The tribe conducts business from two offices, one in Santa Rosa and the other on the Stewarts Point Rancheria. The nearest outside community is Sea Ranch, which lies to the northwest along the Pacific coast.

==History and culture==

The Kashaya still live in their ancestral homelands near present-day Fort Ross. Their name for themselves, wina·má· bakʰe yaʔ, is alternately translated as "Person who belongs on the land" or "People From the Top of the Land." The name "Kashaya" means "expert gamblers."

When Russians settled in Kashaya lands, they conscripted the tribe to work for them but did not break up the tribe or convert them to Christianity.

Gavin Newsom apologizes to California tribes, including the Kashia Band of Pomo Indians in 2019. Kashia representatives are interviewed in the video.

Essie Parrish (1902–1979) was an important Kashia Band basket weaver and a spiritual leader of the Kashia Tribe, she strove to sustain Pomo traditions throughout the 20th century. The current spiritual leader of the Kashaya Pomo is Lorin Smith, (born 1935). As a Kashaya Pomo elder and medicine man, Lorin has welcomed non-Indians to visit the round house and take part in the ceremonies.

==Demographics==
Stewarts Point Rancheria has 78 residents. The reservation is 92.3% Native American, 2.3% white, 1.3% Asian, and 3.8% were two or more races. 14.1% of its residents are Hispanic or Latino (10.3% Mexican, 2.6% Puerto Rican). There are 20 housing units.

==Language==
The tribe traditionally speaks the Kashaya language, also known as Southwestern Pomo. It belongs to the Pomoan language family of Northern California. Several dozen elders speak the language, and younger people are learning and trying to sustain it.

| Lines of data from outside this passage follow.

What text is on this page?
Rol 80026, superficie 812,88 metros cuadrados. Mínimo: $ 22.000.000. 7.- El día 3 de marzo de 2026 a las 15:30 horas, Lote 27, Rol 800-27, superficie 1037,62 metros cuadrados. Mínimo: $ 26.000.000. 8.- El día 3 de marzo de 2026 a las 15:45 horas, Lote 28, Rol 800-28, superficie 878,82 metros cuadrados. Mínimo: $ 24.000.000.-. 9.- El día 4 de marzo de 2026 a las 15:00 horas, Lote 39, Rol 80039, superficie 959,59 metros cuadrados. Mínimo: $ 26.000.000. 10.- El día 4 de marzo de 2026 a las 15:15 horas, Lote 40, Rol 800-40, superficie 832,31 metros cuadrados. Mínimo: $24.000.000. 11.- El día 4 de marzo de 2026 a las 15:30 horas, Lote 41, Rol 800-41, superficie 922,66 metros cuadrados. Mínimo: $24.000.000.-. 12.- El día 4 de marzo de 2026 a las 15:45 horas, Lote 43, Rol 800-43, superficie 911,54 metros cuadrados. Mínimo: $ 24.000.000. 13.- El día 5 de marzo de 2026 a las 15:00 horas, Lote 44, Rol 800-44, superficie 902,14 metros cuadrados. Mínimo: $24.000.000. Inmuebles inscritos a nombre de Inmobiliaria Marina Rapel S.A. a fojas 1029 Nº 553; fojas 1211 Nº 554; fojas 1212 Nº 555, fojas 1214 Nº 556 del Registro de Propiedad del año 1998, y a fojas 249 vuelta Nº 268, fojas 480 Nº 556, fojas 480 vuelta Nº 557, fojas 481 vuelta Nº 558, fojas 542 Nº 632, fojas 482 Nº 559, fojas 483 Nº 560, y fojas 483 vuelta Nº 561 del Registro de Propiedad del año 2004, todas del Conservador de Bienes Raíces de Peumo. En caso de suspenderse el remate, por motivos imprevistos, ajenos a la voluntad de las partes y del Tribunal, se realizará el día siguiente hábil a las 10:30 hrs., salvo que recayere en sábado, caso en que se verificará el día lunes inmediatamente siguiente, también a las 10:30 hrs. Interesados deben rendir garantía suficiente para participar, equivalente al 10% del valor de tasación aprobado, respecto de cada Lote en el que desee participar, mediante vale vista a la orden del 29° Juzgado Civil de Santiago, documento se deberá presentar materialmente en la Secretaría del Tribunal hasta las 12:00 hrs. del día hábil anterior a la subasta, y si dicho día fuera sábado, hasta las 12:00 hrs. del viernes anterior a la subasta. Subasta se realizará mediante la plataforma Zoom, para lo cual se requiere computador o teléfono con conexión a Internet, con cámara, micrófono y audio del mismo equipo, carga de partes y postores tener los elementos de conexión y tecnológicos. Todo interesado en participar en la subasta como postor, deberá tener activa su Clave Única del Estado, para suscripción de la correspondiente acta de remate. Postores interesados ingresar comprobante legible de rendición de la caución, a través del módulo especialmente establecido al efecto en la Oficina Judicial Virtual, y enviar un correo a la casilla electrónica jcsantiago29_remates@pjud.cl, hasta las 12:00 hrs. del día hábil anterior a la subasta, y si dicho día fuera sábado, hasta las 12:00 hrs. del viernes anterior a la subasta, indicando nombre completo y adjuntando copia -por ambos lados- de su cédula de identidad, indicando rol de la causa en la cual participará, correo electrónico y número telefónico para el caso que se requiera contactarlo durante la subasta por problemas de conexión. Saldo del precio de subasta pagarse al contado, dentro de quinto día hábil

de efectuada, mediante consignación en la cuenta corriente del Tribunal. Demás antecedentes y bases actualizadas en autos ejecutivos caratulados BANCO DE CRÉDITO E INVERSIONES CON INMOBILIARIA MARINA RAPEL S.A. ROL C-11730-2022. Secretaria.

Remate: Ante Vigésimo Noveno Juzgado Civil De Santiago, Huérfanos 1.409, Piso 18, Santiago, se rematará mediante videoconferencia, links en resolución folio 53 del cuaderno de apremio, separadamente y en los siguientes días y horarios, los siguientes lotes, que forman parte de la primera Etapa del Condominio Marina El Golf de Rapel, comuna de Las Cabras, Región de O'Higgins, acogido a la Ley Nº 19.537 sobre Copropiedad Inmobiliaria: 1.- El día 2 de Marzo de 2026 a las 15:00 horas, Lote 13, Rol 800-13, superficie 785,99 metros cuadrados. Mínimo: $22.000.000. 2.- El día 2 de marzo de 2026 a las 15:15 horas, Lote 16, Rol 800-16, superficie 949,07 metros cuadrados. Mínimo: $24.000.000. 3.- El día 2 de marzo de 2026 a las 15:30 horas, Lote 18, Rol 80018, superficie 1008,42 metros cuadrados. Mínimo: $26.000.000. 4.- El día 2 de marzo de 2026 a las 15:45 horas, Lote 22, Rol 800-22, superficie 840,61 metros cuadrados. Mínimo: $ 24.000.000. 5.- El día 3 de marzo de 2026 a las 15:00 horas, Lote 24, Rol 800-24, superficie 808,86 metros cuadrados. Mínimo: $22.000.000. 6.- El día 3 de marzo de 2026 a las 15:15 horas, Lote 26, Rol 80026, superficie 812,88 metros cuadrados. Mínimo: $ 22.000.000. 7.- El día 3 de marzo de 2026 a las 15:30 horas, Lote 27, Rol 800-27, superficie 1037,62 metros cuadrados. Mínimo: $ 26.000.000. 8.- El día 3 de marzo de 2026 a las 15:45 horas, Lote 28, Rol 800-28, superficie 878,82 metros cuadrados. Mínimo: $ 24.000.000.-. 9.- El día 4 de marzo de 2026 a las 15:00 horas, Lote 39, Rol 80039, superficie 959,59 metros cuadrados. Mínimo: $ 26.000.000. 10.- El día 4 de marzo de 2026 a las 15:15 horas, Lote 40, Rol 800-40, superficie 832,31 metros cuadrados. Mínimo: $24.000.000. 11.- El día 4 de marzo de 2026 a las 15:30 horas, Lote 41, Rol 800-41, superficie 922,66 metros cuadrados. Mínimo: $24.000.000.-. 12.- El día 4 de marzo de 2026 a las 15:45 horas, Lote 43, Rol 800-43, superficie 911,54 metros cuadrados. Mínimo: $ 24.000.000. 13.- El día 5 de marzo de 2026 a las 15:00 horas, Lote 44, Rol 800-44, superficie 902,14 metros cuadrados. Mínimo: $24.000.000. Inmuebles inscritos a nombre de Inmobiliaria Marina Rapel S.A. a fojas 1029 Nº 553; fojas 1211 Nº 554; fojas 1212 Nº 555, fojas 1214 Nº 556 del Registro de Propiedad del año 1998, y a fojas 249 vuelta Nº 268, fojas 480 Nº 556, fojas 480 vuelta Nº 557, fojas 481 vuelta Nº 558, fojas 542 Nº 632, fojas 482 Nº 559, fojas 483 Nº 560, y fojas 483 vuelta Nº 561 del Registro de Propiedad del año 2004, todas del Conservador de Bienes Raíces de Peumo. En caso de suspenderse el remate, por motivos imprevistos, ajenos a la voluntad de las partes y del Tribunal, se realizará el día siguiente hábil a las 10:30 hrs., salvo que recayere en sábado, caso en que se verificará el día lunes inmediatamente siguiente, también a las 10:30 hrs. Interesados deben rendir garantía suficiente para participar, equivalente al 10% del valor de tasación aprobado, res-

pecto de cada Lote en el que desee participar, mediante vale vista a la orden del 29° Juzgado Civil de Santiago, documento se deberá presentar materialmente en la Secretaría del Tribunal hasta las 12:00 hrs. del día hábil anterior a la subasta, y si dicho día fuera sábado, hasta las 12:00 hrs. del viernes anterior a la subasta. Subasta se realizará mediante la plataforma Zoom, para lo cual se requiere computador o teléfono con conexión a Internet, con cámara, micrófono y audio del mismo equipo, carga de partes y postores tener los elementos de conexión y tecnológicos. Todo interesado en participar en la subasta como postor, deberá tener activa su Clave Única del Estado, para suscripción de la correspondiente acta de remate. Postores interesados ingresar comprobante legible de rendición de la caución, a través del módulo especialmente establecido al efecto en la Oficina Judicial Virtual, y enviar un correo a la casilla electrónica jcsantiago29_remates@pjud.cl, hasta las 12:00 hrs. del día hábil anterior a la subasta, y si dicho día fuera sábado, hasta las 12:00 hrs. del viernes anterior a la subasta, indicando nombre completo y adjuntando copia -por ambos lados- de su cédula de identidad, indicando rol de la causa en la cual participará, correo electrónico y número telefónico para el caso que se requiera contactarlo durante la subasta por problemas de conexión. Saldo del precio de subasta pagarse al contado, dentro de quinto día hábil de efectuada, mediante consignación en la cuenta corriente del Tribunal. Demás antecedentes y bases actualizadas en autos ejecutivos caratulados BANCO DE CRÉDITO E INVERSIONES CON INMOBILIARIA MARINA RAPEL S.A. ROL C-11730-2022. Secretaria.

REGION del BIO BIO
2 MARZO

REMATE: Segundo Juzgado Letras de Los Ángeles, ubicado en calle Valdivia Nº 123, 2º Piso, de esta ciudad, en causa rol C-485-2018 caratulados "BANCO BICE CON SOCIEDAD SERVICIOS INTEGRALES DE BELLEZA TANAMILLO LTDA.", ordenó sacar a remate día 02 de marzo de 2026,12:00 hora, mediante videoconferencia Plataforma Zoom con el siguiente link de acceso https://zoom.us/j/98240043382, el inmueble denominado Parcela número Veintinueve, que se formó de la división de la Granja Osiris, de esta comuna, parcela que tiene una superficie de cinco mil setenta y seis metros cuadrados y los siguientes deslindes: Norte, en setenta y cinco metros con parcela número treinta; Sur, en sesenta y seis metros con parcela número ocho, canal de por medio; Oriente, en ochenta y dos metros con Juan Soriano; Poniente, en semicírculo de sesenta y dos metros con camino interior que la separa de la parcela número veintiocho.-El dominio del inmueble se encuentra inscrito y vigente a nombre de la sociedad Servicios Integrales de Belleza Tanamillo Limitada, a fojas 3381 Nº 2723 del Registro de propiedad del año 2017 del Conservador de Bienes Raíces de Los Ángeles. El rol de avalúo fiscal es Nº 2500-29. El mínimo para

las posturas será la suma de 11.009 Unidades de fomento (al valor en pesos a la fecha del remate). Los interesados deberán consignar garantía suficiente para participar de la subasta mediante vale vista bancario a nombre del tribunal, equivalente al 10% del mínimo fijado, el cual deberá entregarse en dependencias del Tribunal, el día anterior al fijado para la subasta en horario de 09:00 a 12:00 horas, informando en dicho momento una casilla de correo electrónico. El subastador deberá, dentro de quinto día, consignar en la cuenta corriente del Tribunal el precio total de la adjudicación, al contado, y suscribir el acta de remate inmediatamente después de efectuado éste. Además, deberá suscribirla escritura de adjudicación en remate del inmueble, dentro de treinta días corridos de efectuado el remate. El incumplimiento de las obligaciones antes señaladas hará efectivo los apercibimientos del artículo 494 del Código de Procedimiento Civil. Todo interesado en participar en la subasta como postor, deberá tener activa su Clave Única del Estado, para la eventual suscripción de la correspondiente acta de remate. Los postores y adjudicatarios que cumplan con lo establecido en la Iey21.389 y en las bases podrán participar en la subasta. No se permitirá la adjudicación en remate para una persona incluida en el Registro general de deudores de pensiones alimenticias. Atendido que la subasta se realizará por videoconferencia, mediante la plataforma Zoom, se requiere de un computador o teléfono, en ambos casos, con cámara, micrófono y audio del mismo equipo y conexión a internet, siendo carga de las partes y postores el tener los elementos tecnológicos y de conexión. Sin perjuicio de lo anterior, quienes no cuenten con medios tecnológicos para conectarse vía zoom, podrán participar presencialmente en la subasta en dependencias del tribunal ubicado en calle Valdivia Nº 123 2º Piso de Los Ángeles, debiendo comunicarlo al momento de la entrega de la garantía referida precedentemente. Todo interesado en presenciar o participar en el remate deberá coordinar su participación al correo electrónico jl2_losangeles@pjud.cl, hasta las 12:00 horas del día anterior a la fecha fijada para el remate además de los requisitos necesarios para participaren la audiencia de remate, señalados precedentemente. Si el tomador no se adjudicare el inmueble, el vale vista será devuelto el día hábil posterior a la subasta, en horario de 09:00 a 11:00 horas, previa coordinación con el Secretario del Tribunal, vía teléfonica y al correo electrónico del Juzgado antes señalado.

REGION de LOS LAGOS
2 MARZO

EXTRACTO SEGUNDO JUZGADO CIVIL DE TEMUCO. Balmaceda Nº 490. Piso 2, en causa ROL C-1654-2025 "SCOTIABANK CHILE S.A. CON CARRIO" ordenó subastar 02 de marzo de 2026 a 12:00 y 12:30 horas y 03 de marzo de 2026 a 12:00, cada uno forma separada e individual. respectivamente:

==Restoration of tribal land==
In October 2015, California landowners Bill Richardson, Anna Richardson Granneman and Mary Richardson Zern sold the 688 acres of land for several million dollars to The Trust for Public Land. The Trust for Public land established the Kashia coastal Reserve, which restored the Kashia Band of Pomo Indians of the Stewarts Point Rancheria access to the Pacific coast after they were forced to an inland reservation approximately 150 years earlier. Archer H Richardson had purchased the property, for $10 in gold coin on October 20, 1925, which features dense redwood forest, towering coastal bluffs, and waterfalls along the Pacific Coast Highway. The Tribe will manage the land as protected open space, and a demonstration forest will be maintained in order to educate and engage the public about the history and practices of indigenous people in the area. Additionally, the Kashia will permit the extension of the California Coastal Trail allowing for public access to their land. Funding for Kashia Coastal Reserve being acquired after five years of fundraising by the Sonoma County government, The Trust for Public Land, private foundations and groups.

==Education==
The ranchería is served by the Kashia Elementary School District and Point Arena Joint Union High School District.